The percutaneous delivery of salicylates to muscle and joints via the application of trolamine salicylate including transfersomes is the goal of this study and is beneficial for the treatment of inflammatory muscle, tendon and joint diseases. In this study, Trolamine salicylate permeability parameters through rat skin were evaluated with different trasfersome formulations in comparison with controls with Franz diffusion cells.

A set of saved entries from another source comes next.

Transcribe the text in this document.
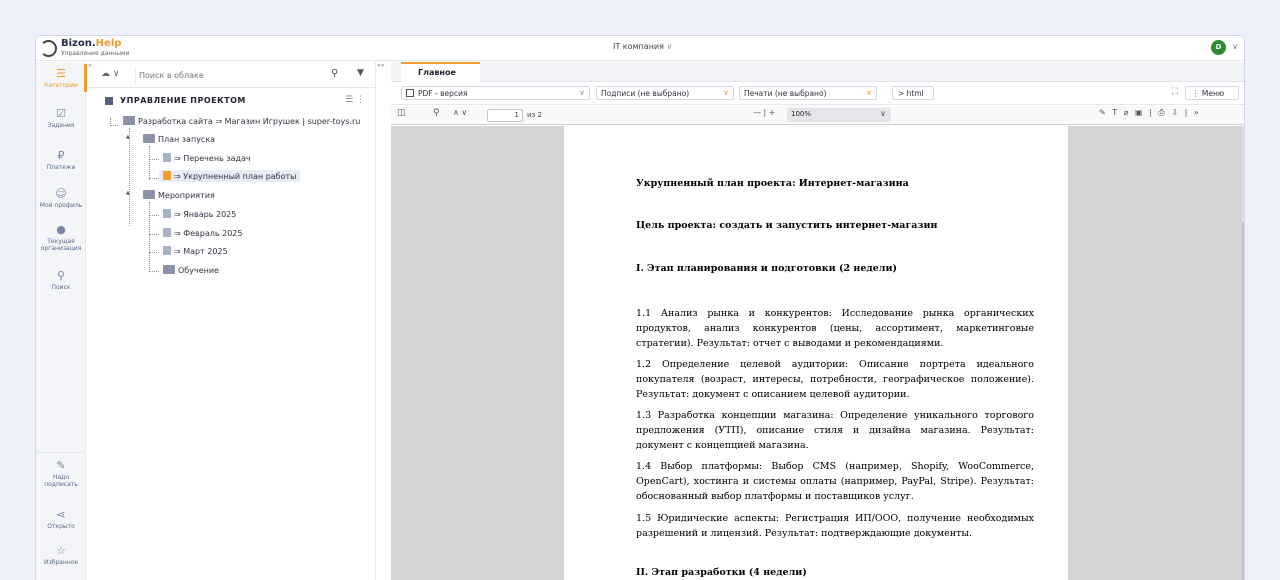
Bizon.Help
Управление данными
IT компания ∨	D	∨
☰
Категории
☑
Задания
₽
Платежи
☺
Мой профиль
●
Текущая организация
⚲
Поиск
✎
Надо подписать
⋖
Открыто
☆
Избранное
«
☁ ∨
Поиск в облаке	⚲ ▼
УПРАВЛЕНИЕ ПРОЕКТОМ	☰ ⋮
Разработка сайта ⇒ Магазин Игрушек | super-toys.ru
▲	План запуска
⇒ Перечень задач
⇒ Укрупненный план работы
▲	Мероприятия
⇒ Январь 2025
⇒ Февраль 2025
⇒ Март 2025
Обучение
«»
Главное
PDF - версия	∨	Подписи (не выбрано)	∨	Печати (не выбрано)	∨	> html	⛶	⋮ Меню
◫	⚲ ∧ ∨	1	из 2	— | +	100%	∨	✎ T ⌀ ▣ | ⎙ ⇩ | »
Укрупненный план проекта: Интернет-магазина
Цель проекта: создать и запустить интернет-магазин
I. Этап планирования и подготовки (2 недели)
1.1 Анализ рынка и конкурентов: Исследование рынка органических продуктов, анализ конкурентов (цены, ассортимент, маркетинговые стратегии). Результат: отчет с выводами и рекомендациями.
1.2 Определение целевой аудитории: Описание портрета идеального покупателя (возраст, интересы, потребности, географическое положение). Результат: документ с описанием целевой аудитории.
1.3 Разработка концепции магазина: Определение уникального торгового предложения (УТП), описание стиля и дизайна магазина. Результат: документ с концепцией магазина.
1.4 Выбор платформы: Выбор CMS (например, Shopify, WooCommerce, OpenCart), хостинга и системы оплаты (например, PayPal, Stripe). Результат: обоснованный выбор платформы и поставщиков услуг.
1.5 Юридические аспекты: Регистрация ИП/ООО, получение необходимых разрешений и лицензий. Результат: подтверждающие документы.
II. Этап разработки (4 недели)
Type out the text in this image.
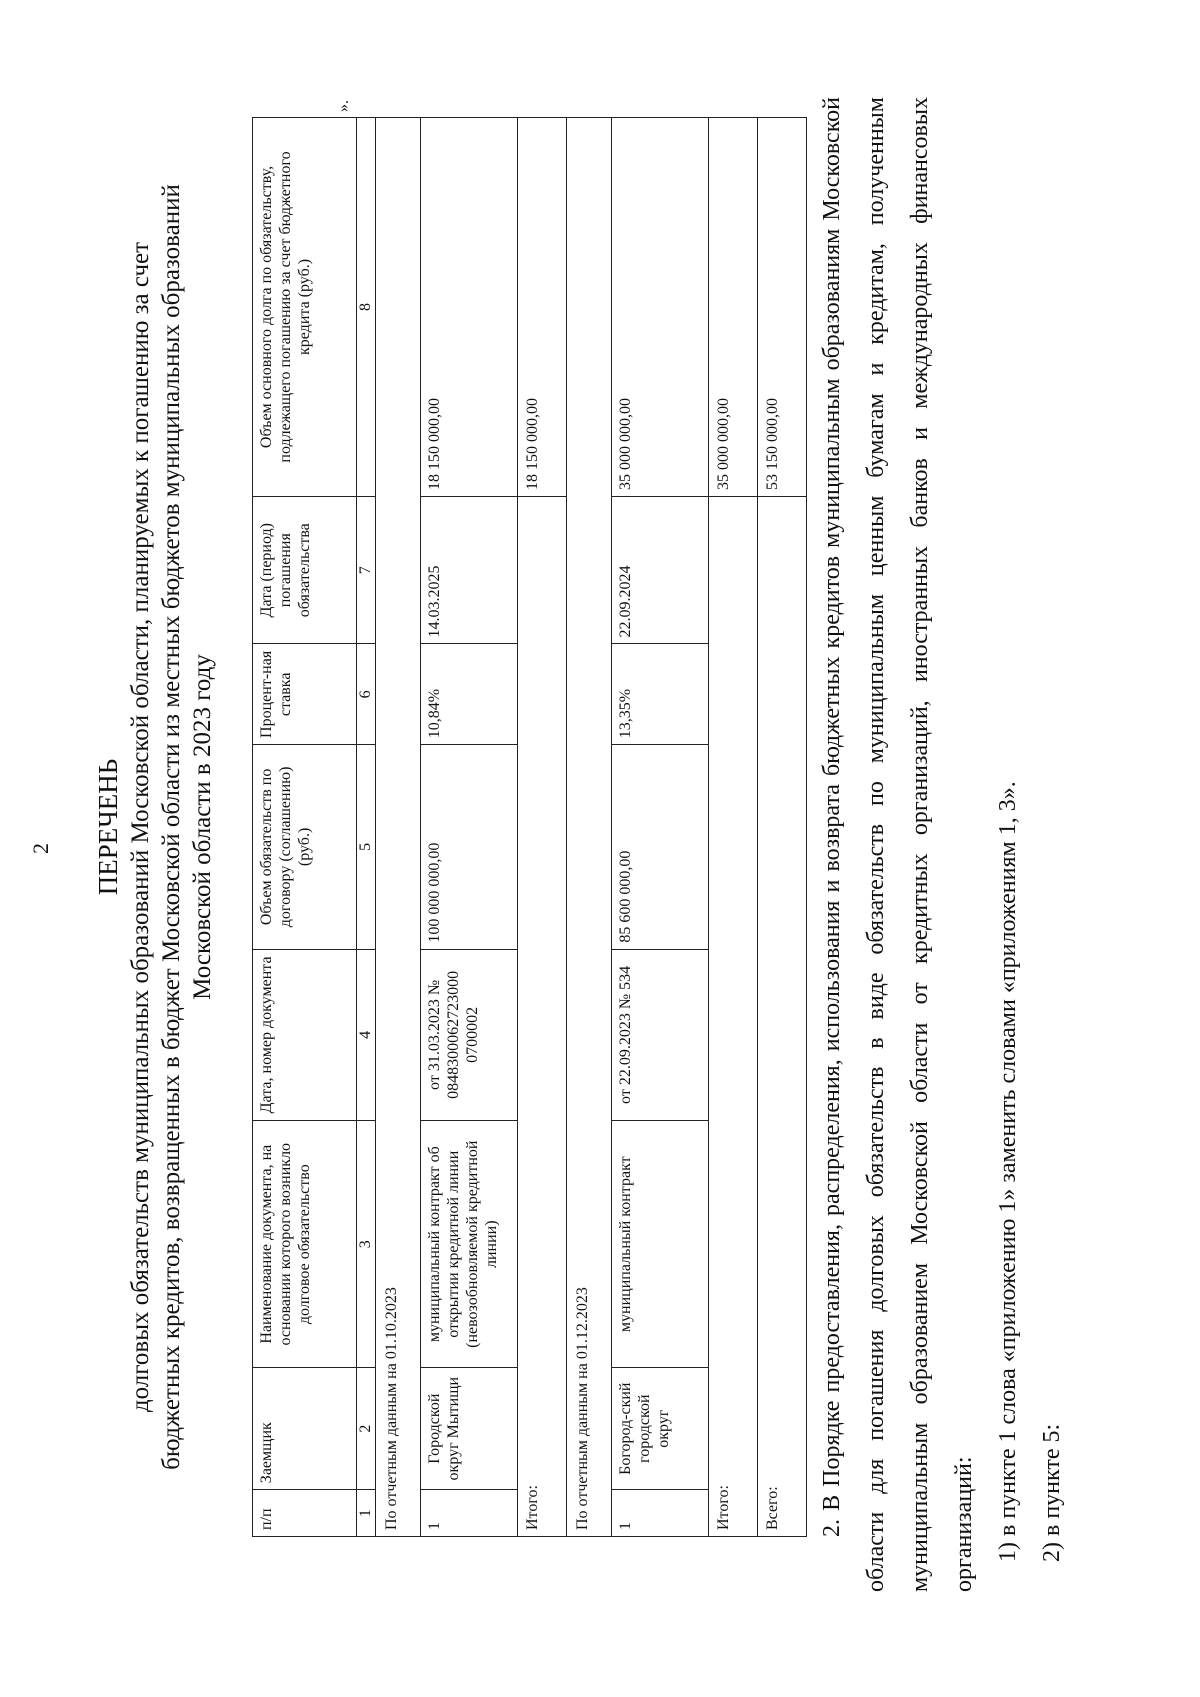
2 ПЕРЕЧЕНЬ долговых обязательств муниципальных образований Московской области, планируемых к погашению за счет бюджетных кредитов, возвращенных в бюджет Московской области из местных бюджетов муниципальных образований Московской области в 2023 году
п/п	Заемщик	Наименование документа, на основании которого возникло долговое обязательство	Дата, номер документа	Объем обязательств по договору (соглашению) (руб.)	Процент-ная ставка	Дата (период) погашения обязательства	Объем основного долга по обязательству, подлежащего погашению за счет бюджетного кредита (руб.)
1	2	3	4	5	6	7	8
По отчетным данным на 01.10.2023							
1	Городской округ Мытищи	муниципальный контракт об открытии кредитной линии (невозобновляемой кредитной линии)	от 31.03.2023 № 0848300062723000 0700002	100 000 000,00	10,84%	14.03.2025	18 150 000,00
Итого:							18 150 000,00
По отчетным данным на 01.12.2023							
1	Богород-ский городской округ	муниципальный контракт	от 22.09.2023 № 534	85 600 000,00	13,35%	22.09.2024	35 000 000,00
Итого:							35 000 000,00
Всего:							53 150 000,00
».	2. В Порядке предоставления, распределения, использования и возврата бюджетных кредитов муниципальным образованиям Московской области для погашения долговых обязательств в виде обязательств по муниципальным ценным бумагам и кредитам, полученным муниципальным образованием Московской области от кредитных организаций, иностранных банков и международных финансовых организаций: 1) в пункте 1 слова «приложению 1» заменить словами «приложениям 1, 3». 2) в пункте 5:
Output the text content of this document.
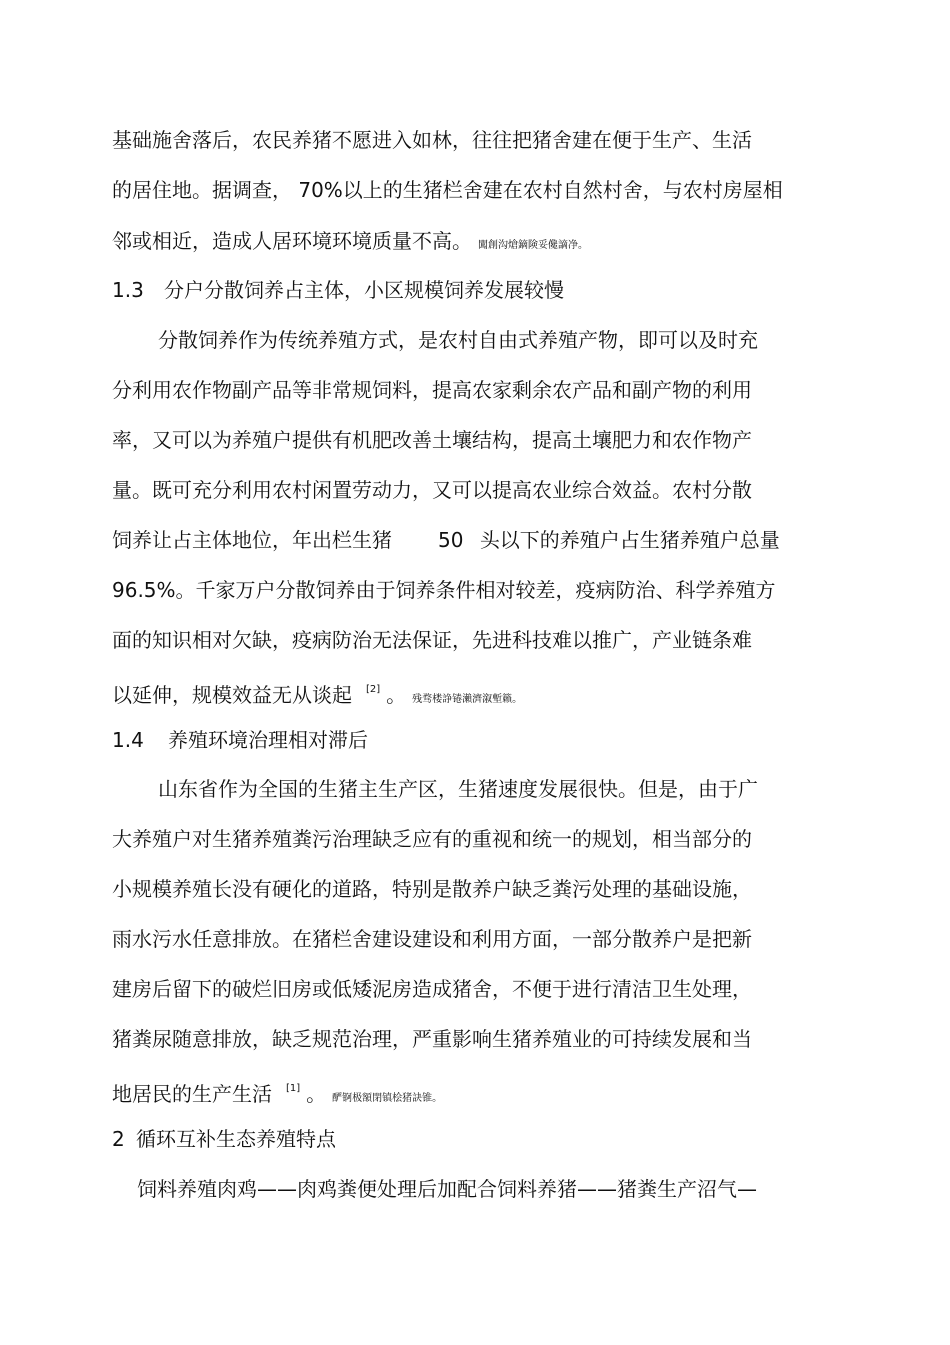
基础施舍落后，农民养猪不愿进入如林，往往把猪舍建在便于生产、生活
的居住地。据调查， 70%以上的生猪栏舍建在农村自然村舍，与农村房屋相
邻或相近，造成人居环境环境质量不高。 闖創沟熗鏑険妥儳謫净。
1.3 分户分散饲养占主体，小区规模饲养发展较慢
分散饲养作为传统养殖方式，是农村自由式养殖产物，即可以及时充
分利用农作物副产品等非常规饲料，提高农家剩余农产品和副产物的利用
率，又可以为养殖户提供有机肥改善土壤结构，提高土壤肥力和农作物产
量。既可充分利用农村闲置劳动力，又可以提高农业综合效益。农村分散
饲养让占主体地位，年出栏生猪 50 头以下的养殖户占生猪养殖户总量
96.5%。千家万户分散饲养由于饲养条件相对较差，疫病防治、科学养殖方
面的知识相对欠缺，疫病防治无法保证，先进科技难以推广，产业链条难
以延伸，规模效益无从谈起 [2] 。 残骛楼諍锩瀨濟溆塹籟。
1.4 养殖环境治理相对滞后
山东省作为全国的生猪主生产区，生猪速度发展很快。但是，由于广
大养殖户对生猪养殖粪污治理缺乏应有的重视和统一的规划，相当部分的
小规模养殖长没有硬化的道路，特别是散养户缺乏粪污处理的基础设施，
雨水污水任意排放。在猪栏舍建设建设和利用方面，一部分散养户是把新
建房后留下的破烂旧房或低矮泥房造成猪舍，不便于进行清洁卫生处理，
猪粪尿随意排放，缺乏规范治理，严重影响生猪养殖业的可持续发展和当
地居民的生产生活 [1] 。 酽锕极額閉镇桧猪訣锥。
2 循环互补生态养殖特点
饲料养殖肉鸡——肉鸡粪便处理后加配合饲料养猪——猪粪生产沼气—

Transfersomes were prepared with Solvent evaporation technique. Full factorial design was applied for the experimental design and data analysis. Ethanol / lipid ratio, percentage of sodium cholate, and homogenizer rate were considered as independent variables. On the other hand, transfersome size, drug loading, stability, drug release and skin permeability parameters were regarded as responses. The results showed that the main barrier for Trolamine salicylate permeability was the horny layer and partitioning from aqueous donor phase into the skin was rate limiting step for drug flux. Maximum flux and diffusion coefficient enhancement obtained by transfersomes no. 8 and 7 were 5.5 and 2.2 - folds, respectively. Regression analysis suggested significantly and indirect correlation between percentage of ethanol and sodium cholate with drug flux. Ethanol increased drug solubility in vehicle and so decreased drug partitioning into the skin. Sodium cholate decreased drug release and skin penetration by stabilization of lamellar membrane. Therefore, partitioning from vehicle into skin is a rate limiting step for Trolamine salicylate permeability through rat skin which was improved by transfersomes.